Le 18e comité des signataires de l’accord de Nouméa, le 14 décembre à Matignon. / STÉPHANE DE SAKUTIN / AFP

C’était attendu et il n’y a pas eu de surprise. Le 18e comité des signataires, chargé du suivi de l’accord de Nouméa du 5 mai 1998, a accouché, vendredi 14 décembre, d’un accord minimal… pour constater qu’il n’y avait pas d’accord. « Cela s’est passé le moins mal possible », dit, satisfait, Philippe Gomès, au nom de Calédonie ensemble (droite modérée). « On a acté les désaccords sur le plan politique », résume Sonia Backès, la cheffe de file des Républicains calédoniens.

Six semaines après le référendum du 4 novembre, qui a vu le non à l’indépendance de la Nouvelle-Calédonie l’emporter par 56,7 %, contre 43,3 %, le rapprochement des positions était illusoire, alors que doivent se tenir le 12 mai 2019 – la date a été arrêtée lors de cette réunion – les élections provinciales qui décideront de la majorité au Congrès et, par voie de conséquence, au gouvernement du territoire.

Du côté du « front loyaliste » (le Rassemblement-Les Républicains, Les Républicains calédoniens et le Mouvement populaire calédonien), la nette victoire du non rend caduc l’accord de Nouméa, qui prévoit la convocation d’un deuxième puis, éventuellement, d’un troisième référendum, espacés chaque fois de deux ans, si un tiers des membres du Congrès le demande. De son côté, le Front de libération nationale kanak et socialiste (FLNKS) estime que l’accord de Nouméa doit continuer à s’appliquer jusqu’à son terme. Deux positions inconciliables en l’état actuel.

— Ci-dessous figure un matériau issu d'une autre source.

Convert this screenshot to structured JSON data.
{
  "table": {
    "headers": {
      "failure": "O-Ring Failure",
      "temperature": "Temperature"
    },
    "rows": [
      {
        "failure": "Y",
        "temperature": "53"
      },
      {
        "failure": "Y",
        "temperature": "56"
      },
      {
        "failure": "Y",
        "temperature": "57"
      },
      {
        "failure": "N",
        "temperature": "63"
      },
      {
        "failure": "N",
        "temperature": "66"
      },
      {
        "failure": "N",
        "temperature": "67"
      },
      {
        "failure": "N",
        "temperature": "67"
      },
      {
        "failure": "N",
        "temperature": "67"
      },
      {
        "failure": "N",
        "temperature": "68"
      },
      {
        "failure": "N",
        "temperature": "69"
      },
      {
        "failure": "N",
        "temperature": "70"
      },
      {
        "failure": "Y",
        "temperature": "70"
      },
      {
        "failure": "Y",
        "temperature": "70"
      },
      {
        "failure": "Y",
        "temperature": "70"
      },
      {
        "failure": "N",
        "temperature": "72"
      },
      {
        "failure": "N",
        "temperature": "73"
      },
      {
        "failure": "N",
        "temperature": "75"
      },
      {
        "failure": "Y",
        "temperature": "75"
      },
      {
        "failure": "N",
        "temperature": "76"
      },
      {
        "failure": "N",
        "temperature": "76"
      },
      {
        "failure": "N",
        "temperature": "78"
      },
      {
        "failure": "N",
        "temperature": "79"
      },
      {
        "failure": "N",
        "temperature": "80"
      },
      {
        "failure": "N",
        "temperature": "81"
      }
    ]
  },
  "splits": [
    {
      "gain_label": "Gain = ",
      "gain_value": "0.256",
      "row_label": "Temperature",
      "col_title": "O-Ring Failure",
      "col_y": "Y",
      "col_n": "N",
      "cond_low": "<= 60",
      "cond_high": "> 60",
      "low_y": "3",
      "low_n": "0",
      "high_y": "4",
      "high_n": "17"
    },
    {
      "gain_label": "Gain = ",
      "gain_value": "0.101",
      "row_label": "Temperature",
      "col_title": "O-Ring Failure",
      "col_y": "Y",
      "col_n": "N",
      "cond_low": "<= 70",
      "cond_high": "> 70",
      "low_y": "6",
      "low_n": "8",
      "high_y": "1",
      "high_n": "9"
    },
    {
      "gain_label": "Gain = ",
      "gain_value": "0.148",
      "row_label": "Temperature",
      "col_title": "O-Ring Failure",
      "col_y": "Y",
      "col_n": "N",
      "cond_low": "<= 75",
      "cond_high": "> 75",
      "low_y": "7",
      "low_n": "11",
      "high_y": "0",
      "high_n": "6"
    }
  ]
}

Pour le président du groupe Union calédonienne-FLNKS du Congrès, Roch Wamytan, qui avec sa délégation a quitté la réunion à la mi-journée, estimant que les questions économiques qui devaient être abordées dans l’après-midi étaient du seul ressort des élus territoriaux, « l’accord de Nouméa a un début, 1998, et une fin, après les deuxième et troisième référendums ». « Donc, poursuit-il, la question des deuxième et troisième référendums n’a pas à être discutée, pas plus que celle de l’ouverture du corps électoral. »

Les élections provinciales en mai, un test majeur

Les indépendantistes s’appuient sur l’avis du Conseil d’Etat du 4 septembre, selon lequel « il résulte de l’accord lui-même que son application pourrait s’étendre au-delà de cette période [de vingt ans] ». Le gouvernement a confirmé au cours de ce comité des signataires qu’il en faisait une lecture identique. « Notre objectif était de réaffirmer que l’accord de Nouméa doit continuer à s’appliquer de manière pleine et entière. Nous sommes satisfaits de la position du gouvernement », s’est félicité Victor Tutugoro au nom de la délégation de l’Union nationale pour l’indépendance.

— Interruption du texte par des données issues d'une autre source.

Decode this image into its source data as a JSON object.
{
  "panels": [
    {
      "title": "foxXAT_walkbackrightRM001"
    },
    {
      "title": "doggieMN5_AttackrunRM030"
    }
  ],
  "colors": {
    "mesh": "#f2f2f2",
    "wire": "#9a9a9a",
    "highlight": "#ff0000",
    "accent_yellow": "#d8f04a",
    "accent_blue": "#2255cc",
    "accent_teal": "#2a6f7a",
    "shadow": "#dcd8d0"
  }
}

Il faudra donc attendre le verdict des urnes, en mai, pour espérer le début d’une amorce de reprise du dialogue. La ministre des outre-mer, Annick Girardin, veut croire qu’il n’est pas rompu et qu’il pourra reprendre après les provinciales, « pour travailler sur un nouvel accord si c’est une volonté partagée ». C’est la volonté, également, de Calédonie ensemble, qui fait toujours le « pari de l’intelligence ». « Le pari de l’intelligence, c’est intégrer que 57 ont gagné et que 43 doivent être écoutés, plaide Philippe Gomès. Construire un accord d’avenir partagé, certes c’est un chemin de crête. Le consensus ne s’impose jamais, il faut aller le chercher, mais nous devons nous montrer à la hauteur de nos anciens. »

Les élections provinciales seront donc un nouveau test politique majeur pour le territoire. Elles permettront de mesurer, à la fois, les rapports de forces au sein de la droite loyaliste et si les indépendantistes parviennent à concrétiser dans ce scrutin la dynamique du référendum. Les positions acquises à l’issue de ces élections détermineront en grande partie l’avenir du processus de décolonisation et les conditions dans lesquelles pourront reprendre les discussions.